Item Inherited Permissions Unique Permissions
Permission storage Stored once at the parent level Stored separately for each child item
Impact on performance Minimal Degrades query speed beyond 50,000 scopes
Management effort Low — change parent, all children update High — each child must be managed individually
SharePoint limit None 50,000 unique scopes per site collection
Best for Most folders and items Only when specific items need restricted access

Inherited permissions are the default and the recommended approach for most SharePoint content. Use unique permissions sparingly to stay under the 50,000-scope limit. When you do need unique permissions, break inheritance on folders instead of individual items to reduce the total scope count.

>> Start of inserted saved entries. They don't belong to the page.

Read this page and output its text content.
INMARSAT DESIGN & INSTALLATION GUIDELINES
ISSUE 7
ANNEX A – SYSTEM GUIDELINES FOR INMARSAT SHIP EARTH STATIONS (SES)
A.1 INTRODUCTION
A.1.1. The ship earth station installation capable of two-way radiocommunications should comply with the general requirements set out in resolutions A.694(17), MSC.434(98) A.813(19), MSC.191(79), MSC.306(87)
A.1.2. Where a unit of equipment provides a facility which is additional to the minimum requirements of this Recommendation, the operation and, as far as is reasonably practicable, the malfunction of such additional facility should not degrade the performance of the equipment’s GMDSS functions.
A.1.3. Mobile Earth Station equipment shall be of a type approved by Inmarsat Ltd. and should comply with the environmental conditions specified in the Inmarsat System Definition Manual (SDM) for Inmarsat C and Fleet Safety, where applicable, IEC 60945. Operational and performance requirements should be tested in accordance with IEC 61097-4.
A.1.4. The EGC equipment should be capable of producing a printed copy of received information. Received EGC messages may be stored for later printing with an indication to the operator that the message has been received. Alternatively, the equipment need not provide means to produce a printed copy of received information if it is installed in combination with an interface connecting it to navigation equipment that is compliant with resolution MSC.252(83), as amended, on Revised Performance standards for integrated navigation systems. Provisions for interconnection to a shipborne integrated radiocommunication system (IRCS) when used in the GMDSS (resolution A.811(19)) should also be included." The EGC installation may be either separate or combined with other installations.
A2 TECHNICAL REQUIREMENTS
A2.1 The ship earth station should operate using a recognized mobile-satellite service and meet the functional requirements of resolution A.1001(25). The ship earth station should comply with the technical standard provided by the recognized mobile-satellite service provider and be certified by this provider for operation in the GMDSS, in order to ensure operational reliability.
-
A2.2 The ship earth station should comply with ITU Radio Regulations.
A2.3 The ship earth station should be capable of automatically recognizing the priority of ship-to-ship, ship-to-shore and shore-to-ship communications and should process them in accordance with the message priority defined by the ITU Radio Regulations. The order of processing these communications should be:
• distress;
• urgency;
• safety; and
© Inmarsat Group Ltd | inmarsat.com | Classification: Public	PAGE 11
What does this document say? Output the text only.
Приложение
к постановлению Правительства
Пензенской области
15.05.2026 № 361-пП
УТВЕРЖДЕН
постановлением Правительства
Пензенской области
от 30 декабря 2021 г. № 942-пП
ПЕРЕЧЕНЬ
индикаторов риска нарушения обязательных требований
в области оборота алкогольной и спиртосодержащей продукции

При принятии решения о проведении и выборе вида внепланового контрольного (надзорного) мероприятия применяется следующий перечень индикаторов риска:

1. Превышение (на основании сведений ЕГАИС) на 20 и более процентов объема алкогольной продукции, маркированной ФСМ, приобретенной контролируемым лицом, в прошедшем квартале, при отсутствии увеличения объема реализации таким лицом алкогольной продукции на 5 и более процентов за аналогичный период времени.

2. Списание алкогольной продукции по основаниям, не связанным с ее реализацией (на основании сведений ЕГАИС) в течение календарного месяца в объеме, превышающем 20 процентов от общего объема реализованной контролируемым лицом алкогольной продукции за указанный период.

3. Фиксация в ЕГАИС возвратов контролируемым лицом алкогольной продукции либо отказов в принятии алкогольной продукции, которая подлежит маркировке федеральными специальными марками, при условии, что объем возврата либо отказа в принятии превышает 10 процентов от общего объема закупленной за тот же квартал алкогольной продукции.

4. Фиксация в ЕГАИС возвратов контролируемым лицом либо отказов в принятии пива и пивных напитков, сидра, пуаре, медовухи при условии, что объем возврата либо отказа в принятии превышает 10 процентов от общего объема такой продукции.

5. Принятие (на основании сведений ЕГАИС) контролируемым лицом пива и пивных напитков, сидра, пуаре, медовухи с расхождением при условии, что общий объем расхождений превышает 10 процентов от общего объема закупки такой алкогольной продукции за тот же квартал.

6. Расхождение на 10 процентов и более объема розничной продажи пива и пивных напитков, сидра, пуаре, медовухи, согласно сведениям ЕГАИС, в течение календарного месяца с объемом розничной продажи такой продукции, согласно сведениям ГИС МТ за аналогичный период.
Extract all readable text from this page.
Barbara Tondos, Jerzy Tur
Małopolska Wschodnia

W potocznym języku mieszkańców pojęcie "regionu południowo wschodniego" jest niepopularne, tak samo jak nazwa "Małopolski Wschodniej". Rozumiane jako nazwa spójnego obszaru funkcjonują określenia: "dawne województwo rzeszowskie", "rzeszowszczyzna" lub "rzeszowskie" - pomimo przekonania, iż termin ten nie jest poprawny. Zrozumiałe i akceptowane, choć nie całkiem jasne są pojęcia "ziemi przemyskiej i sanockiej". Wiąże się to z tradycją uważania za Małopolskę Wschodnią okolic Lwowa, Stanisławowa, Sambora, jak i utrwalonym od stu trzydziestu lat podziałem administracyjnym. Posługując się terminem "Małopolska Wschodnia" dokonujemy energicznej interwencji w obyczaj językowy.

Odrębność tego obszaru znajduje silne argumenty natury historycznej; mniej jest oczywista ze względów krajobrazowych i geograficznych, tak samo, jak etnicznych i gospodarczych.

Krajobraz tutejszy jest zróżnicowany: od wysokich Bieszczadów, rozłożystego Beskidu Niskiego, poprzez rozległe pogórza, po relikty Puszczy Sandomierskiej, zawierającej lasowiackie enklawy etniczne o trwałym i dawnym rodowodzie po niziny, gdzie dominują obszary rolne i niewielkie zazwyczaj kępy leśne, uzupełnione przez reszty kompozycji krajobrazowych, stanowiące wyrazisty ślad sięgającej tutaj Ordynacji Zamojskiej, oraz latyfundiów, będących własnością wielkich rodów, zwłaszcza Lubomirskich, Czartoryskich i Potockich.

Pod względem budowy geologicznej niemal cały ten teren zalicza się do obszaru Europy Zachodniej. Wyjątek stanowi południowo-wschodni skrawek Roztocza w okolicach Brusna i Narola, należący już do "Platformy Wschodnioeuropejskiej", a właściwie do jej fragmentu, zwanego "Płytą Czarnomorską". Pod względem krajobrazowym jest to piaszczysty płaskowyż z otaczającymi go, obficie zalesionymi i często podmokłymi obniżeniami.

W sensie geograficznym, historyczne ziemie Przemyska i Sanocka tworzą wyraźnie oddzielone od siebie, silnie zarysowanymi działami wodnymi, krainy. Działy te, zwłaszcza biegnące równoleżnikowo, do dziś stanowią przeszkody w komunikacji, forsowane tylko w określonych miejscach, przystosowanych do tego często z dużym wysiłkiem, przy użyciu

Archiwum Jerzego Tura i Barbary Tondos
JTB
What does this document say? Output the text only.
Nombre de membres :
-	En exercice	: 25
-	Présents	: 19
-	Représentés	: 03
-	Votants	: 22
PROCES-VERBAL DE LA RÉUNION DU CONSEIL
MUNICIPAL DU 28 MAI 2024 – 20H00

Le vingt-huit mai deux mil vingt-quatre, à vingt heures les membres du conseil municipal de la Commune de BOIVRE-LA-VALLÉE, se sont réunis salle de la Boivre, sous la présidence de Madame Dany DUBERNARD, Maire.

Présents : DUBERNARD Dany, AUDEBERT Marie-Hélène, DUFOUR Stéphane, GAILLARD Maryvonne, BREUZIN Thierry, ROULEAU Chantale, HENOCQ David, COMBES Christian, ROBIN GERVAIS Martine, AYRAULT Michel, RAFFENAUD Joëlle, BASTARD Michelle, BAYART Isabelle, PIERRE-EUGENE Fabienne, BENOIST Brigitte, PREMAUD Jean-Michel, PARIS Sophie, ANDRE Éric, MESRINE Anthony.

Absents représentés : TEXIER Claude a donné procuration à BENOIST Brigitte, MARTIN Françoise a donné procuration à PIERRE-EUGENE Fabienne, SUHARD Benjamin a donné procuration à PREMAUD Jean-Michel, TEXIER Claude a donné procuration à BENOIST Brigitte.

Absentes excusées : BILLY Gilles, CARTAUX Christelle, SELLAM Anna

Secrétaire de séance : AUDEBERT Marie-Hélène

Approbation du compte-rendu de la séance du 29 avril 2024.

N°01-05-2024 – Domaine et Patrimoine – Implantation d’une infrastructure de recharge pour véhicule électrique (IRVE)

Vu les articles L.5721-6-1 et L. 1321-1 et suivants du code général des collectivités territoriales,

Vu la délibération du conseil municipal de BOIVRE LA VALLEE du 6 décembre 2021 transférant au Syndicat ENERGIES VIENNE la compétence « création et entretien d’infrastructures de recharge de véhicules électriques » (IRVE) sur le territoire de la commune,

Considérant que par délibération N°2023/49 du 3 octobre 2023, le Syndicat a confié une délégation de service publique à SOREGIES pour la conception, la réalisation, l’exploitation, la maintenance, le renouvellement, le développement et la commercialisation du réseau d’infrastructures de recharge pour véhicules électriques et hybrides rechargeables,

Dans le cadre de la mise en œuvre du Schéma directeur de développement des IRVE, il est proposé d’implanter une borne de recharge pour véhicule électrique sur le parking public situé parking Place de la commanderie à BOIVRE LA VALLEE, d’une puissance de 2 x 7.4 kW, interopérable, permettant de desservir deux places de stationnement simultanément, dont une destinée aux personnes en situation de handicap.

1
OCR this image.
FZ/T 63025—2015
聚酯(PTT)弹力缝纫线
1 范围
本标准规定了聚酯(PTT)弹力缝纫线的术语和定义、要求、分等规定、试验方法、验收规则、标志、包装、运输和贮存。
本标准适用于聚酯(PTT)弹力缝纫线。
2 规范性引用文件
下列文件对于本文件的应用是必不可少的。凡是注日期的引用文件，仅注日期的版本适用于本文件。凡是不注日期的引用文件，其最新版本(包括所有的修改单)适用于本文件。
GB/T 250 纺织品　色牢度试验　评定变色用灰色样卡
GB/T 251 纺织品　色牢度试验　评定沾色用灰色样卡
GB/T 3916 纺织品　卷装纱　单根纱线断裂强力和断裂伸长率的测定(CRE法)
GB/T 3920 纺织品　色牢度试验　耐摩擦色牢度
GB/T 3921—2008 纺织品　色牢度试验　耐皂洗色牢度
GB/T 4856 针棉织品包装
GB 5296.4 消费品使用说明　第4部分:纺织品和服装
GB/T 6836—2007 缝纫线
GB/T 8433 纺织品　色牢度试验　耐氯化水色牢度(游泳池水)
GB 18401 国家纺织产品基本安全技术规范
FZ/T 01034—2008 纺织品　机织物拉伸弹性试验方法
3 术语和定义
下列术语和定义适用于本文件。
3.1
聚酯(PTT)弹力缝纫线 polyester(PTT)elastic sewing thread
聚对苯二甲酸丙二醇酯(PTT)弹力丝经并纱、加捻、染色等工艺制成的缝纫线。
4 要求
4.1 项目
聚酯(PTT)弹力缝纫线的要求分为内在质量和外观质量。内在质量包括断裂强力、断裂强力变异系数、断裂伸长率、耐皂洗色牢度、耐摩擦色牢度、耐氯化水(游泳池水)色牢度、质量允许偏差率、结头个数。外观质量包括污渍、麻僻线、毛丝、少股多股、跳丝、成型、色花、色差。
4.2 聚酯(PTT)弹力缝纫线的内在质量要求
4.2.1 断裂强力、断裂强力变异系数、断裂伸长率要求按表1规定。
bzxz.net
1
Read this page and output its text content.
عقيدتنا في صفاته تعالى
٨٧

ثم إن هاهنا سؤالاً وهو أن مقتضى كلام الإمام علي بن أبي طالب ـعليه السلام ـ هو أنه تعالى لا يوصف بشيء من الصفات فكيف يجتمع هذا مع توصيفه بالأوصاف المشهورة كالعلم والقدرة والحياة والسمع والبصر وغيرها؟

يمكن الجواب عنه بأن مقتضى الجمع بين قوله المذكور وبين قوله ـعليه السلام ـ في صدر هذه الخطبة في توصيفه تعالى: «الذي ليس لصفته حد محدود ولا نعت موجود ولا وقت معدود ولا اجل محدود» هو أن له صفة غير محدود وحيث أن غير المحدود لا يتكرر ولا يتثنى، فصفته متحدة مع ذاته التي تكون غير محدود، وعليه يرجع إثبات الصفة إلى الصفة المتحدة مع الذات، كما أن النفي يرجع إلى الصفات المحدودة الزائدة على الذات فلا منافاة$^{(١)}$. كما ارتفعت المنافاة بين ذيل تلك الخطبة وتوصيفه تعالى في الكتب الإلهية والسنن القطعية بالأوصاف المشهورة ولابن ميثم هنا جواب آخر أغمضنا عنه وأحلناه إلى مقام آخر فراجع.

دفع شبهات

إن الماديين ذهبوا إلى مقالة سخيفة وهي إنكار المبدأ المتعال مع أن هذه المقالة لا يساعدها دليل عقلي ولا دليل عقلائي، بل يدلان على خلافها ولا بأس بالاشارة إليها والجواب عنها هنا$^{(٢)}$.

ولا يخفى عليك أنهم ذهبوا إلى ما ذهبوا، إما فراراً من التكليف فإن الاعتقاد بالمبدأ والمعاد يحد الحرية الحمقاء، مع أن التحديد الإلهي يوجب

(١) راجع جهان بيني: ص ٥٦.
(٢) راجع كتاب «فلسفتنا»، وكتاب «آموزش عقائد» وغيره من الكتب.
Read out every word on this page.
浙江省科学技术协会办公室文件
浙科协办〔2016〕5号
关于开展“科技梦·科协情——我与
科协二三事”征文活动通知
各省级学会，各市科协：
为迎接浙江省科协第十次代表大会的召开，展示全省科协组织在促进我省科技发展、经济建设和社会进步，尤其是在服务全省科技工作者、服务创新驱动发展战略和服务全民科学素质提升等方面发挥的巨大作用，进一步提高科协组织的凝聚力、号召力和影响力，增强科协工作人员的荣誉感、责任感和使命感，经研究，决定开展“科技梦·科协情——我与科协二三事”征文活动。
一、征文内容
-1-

You can now break inheritance on a subfolder by first checking the unique permission count and using PowerShell to force the operation. Next, review your site collection for any lists or libraries with excessive unique permissions and reset those you no longer need. As an advanced tip, schedule a monthly PowerShell script that reports the number of unique permissions per site collection so you can plan inheritance breaks before hitting the limit.